Shannon has two things to cry about: She's broke and she's loose. We know the first fact because she can't get an auto loan; the second, because her friends say so after her new conquest each week. Denise, in contrast, has but one concern: Insolvency. "I spend most of my time either working like a dog," she says, "or lying awake at night afraid that my family is gonna starve. And it's so hard." Later that episode, Shannon roams a used-car lot in search of a serviceable jalopy. One can picture the quick-witted young Harvard grads scheming in Townies' script room: Isn't this how The People live? Within 45 seconds, both women's crises have passed. Shannon is not a slut. Denise, although fiscally challenged, retains her free will. Cut to commercial. Producer's graphic. Encore. Theme song. Credits.

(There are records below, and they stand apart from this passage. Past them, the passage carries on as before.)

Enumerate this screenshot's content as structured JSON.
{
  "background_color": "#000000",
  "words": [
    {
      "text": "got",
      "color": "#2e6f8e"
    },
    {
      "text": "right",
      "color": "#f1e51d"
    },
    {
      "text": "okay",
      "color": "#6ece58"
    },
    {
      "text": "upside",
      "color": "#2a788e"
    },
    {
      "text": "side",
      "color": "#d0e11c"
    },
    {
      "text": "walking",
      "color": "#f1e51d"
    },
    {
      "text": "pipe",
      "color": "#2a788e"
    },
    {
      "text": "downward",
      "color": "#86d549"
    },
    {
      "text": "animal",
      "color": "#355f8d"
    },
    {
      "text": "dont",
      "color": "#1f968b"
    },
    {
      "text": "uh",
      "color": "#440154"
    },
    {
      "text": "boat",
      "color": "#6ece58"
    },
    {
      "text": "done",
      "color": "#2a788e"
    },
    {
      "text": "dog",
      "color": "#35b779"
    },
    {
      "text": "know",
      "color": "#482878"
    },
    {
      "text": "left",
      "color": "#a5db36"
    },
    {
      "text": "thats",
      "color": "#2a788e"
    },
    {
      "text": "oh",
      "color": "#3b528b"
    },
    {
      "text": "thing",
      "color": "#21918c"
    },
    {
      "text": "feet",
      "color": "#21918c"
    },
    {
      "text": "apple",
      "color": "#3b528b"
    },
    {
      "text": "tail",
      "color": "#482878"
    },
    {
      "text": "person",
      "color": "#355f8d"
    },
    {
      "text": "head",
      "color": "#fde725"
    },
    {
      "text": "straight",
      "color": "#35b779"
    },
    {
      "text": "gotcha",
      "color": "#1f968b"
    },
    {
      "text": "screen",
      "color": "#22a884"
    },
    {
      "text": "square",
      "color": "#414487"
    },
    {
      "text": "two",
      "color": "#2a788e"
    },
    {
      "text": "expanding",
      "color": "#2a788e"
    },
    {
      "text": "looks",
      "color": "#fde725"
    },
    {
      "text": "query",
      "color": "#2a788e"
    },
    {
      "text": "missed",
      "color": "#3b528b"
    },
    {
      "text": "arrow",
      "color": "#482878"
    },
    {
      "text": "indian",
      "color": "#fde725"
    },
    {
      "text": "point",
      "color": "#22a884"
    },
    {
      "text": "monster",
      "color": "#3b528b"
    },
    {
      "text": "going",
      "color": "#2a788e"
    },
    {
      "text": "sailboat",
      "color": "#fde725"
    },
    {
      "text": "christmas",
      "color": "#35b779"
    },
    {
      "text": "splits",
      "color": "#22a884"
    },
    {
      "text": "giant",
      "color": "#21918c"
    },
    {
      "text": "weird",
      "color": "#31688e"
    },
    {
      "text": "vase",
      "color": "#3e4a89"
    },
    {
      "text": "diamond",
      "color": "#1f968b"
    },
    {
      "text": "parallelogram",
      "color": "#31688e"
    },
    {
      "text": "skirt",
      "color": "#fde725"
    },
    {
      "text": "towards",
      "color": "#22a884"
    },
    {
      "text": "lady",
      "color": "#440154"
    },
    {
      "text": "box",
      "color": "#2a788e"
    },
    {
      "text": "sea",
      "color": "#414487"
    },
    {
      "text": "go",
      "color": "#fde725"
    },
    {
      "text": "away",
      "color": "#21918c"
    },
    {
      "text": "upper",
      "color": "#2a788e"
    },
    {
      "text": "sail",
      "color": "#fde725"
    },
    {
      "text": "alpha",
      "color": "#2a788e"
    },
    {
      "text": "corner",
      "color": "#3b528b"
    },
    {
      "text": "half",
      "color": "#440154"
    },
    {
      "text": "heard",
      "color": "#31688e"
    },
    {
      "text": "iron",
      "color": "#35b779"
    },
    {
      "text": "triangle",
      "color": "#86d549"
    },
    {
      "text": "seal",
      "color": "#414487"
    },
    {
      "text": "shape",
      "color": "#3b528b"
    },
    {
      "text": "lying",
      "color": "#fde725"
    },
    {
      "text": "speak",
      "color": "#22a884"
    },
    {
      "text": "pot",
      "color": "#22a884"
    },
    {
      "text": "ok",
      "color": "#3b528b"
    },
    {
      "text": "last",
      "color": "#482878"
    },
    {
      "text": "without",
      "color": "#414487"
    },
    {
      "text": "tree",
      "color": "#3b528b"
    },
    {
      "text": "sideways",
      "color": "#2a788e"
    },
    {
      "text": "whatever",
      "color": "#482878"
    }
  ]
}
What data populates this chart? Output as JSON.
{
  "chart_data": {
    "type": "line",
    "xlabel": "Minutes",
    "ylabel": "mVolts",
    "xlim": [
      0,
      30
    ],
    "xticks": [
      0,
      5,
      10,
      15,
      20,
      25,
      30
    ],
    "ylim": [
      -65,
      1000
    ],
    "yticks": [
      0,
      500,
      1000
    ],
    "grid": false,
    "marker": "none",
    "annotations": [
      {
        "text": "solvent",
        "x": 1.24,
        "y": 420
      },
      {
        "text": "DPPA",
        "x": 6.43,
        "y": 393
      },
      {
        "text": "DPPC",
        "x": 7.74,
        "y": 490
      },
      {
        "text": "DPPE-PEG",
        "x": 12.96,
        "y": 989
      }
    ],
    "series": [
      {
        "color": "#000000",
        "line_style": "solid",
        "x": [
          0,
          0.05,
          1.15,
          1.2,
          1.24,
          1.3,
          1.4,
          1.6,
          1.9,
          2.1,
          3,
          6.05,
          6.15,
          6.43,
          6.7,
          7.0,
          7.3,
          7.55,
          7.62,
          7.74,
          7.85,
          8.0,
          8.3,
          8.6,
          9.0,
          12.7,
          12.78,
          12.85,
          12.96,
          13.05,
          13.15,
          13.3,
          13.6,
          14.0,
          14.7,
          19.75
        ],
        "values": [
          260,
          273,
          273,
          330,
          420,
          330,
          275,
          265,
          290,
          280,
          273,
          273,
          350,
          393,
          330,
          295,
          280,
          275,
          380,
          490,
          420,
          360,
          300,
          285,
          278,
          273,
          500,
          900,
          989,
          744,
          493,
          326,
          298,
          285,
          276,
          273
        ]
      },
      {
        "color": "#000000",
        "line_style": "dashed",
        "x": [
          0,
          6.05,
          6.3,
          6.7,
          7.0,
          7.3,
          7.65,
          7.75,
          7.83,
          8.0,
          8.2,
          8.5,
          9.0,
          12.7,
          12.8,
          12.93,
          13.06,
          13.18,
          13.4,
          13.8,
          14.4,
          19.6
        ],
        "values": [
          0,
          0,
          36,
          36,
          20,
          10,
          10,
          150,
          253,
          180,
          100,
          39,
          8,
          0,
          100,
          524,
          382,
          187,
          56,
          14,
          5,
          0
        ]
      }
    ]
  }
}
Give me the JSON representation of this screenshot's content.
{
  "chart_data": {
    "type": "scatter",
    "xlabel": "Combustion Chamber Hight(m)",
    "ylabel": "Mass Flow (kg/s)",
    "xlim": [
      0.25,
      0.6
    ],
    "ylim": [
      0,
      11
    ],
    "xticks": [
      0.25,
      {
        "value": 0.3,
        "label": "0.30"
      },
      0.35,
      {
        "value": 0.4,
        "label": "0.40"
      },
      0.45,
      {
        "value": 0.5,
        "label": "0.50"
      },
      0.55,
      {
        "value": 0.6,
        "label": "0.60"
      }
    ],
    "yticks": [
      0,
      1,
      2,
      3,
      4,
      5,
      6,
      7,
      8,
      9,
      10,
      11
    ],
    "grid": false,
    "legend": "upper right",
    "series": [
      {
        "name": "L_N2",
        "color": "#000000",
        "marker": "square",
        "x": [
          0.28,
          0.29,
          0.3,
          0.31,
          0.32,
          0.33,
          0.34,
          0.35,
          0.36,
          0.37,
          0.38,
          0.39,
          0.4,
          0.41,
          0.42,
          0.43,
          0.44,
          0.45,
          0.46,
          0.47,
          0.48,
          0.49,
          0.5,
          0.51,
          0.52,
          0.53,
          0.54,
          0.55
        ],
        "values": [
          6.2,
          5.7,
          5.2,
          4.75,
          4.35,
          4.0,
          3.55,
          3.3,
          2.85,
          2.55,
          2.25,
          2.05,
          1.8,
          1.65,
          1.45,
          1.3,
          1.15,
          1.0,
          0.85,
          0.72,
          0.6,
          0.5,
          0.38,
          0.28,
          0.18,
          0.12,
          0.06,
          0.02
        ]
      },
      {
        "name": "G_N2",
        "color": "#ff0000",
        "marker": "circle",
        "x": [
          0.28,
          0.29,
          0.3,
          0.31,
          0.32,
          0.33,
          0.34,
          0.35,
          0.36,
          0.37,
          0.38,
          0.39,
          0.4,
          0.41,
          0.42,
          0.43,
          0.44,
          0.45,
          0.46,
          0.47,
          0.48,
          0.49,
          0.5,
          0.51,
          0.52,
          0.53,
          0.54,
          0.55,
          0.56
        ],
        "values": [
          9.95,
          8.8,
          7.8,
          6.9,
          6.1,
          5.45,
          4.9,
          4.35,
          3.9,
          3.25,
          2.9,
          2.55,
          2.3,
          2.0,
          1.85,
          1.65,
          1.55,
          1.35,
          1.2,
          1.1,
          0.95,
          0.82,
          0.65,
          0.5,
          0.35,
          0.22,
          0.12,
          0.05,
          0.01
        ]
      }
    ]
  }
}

          However sincere such a subplot is (or isn't), one well-crafted commercial can spoil the mood. Consider the spot for the Oldsmobile Aurora that followed Shannon's car-lot woes. Compared to the program itself, the ad's image quality is cleaner; the editing, quicker; the color palette, richer; the depth-of-field, deeper. Sometimes Oldsmobile ads are even letter-boxed in an attempt to lend the cultural cachet of European cinema to the handicraft of Detroit. Cars in particular are filmed with such sensuous detail that one would not be altogether surprised if the driver were to get out of the car, pop the gas cap, drop his trousers, and get really intimate with General Motors. Of course no one fucks the Oldsmobile Aurora, but this curvy sedan does come "fully loaded" at $36,400. Panning to a parking meter above this year's model, the commercial gamely suggests that that sticker translates to only "145,600 quarters!" Start saving your tips, Shannon; every Townie deserves a town car.

          Far more ingenious than an advertisement that whets desire for what one cannot have are those commercials that acknowledge the methods of their machination. Sprite's "Obey Your Thirst" campaign, in which spots satirize the value of advertising, is a crude example of this strategy (see also the Energizer Bunny). Yet neither of these begins to approach the dense strata of contempt and solicitude showcased by TCF banks in their talking gorilla campaign. In these spots, busy working folk complain about thin wallets and life's daily inconveniences... all the while wearing the worst ape suits seen this side of 2001! The simplicity of the approach is gorgeous to behold: TCF's working-class customers are thick-tongued plebes who identify favorably with lower-order primates. From the longevity of the campaign--the spots have aired locally for more than a year--one can only assume that TCF is very much tuned into its troglodyte proles and their banking habits. Television loves the working man all right, but it sometimes picks a funny way of showing it.